Before the end of Steve’s first year in his wilderness retreat he had become as conversant with every nook and corner of its labyrinthian recesses as the oldest guides in the region. Not a portage, not a short cut unfamiliar to him; not a narrow winding brook wide enough for a canoe to float in that he did not know. He had spent all his days and many of his nights in these solitary wanderings. Visitors to the region grew wonted to the sight of the comely figure in the slight birch canoe, shooting suddenly athwart their track, or found lying idly in some dark and shaded stream-bed. On the approach of strangers he would instantly away, lifting his hat courteously if there were ladies in the boats he passed, otherwise taking no more note of the presence of human beings than of that of the deer, or the wild fowl on the water. He was not a handsome man, but there was a something in his face at which all looked twice,—men as well as women. It was an unfathomable look,—partly of pain, partly of antagonism. His eyes habitually sought the sky, yet they did not seem to perceive what they gazed upon; it was as if they would pierce beyond it.

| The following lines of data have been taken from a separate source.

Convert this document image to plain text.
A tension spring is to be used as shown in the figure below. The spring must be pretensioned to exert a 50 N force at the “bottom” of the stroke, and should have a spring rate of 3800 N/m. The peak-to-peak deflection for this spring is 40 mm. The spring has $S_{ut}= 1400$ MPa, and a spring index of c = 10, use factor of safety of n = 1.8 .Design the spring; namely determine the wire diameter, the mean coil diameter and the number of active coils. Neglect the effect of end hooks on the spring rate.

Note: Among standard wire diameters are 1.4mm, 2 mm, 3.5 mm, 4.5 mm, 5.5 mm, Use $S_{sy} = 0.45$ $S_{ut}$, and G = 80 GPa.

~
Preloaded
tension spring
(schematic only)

“What a strange face!” was a common ejaculation on the part of those thus catching glimpses of his upturned countenance. More than once efforts were made by hunters who encountered him to form his acquaintance; but they were always courteously repelled. Finally he came to be spoken of as the “hermit;” and it was with astonishment, almost incredulity, that, in the spring of his third year in the Adirondacks, he was found at “Paul Smith’s” offering his services as guide to a party of gentlemen who, their guide having fallen suddenly ill, were in sore straits for some one to take them down again through the lakes.

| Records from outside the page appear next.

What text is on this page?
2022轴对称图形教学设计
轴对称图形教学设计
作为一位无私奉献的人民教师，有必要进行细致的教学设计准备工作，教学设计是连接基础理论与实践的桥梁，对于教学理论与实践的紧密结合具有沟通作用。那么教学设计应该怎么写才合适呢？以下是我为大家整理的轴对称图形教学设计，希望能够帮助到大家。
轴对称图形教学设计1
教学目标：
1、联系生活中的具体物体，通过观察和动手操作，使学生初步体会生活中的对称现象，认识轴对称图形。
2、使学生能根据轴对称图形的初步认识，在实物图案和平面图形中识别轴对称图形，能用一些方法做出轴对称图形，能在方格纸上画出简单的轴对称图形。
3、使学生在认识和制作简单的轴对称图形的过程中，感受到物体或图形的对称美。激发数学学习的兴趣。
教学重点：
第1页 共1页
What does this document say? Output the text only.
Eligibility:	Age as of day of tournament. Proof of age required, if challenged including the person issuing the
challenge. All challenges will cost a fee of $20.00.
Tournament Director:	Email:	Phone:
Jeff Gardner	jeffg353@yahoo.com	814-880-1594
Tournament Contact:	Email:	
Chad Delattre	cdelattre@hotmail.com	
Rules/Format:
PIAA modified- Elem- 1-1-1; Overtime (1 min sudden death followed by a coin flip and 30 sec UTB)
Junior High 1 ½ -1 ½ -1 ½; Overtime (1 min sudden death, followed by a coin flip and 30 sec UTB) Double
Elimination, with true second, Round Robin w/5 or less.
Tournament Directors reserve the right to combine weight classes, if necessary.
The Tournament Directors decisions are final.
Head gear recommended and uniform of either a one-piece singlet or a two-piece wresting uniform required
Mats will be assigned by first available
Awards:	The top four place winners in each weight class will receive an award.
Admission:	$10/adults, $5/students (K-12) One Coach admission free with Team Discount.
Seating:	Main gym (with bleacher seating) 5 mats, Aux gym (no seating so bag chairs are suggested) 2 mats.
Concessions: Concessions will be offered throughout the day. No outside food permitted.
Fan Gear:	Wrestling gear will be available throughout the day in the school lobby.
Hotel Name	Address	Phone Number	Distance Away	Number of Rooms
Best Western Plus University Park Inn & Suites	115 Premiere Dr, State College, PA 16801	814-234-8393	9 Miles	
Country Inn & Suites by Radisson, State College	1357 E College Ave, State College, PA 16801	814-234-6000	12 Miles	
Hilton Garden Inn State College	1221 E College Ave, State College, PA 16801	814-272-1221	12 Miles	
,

Whether it was that he had grown suddenly weary of his isolation and solitude, or whether need had driven him to this means of earning money, no one knew, and he did not say. But once having entered on the life of a guide, he threw himself into it as heartily as if it had been his life-long avocation, and speedily became one of the best guides in the region. It was observed, however, that whenever he could do so he avoided taking parties in which there were ladies. Sometimes for a whole season it would happen that he had not once been seen in charge of such a party. Sometimes, when it was difficult, in fact impossible, for him to assign any reason for refusing to go with parties containing members of the obnoxious sex, he would at the last moment privately entreat some other guide to take his place, and, voluntarily relinquishing all the profits of the engagement, disappear and be lost for several days. During these absences it was often said, “Steve’s gone to see his wife,” or, “Off with that Indian wife o’ his up North;” and these vague, idle, gossiping conjectures slowly crystallized into a positive rumor which no one could either trace or gainsay.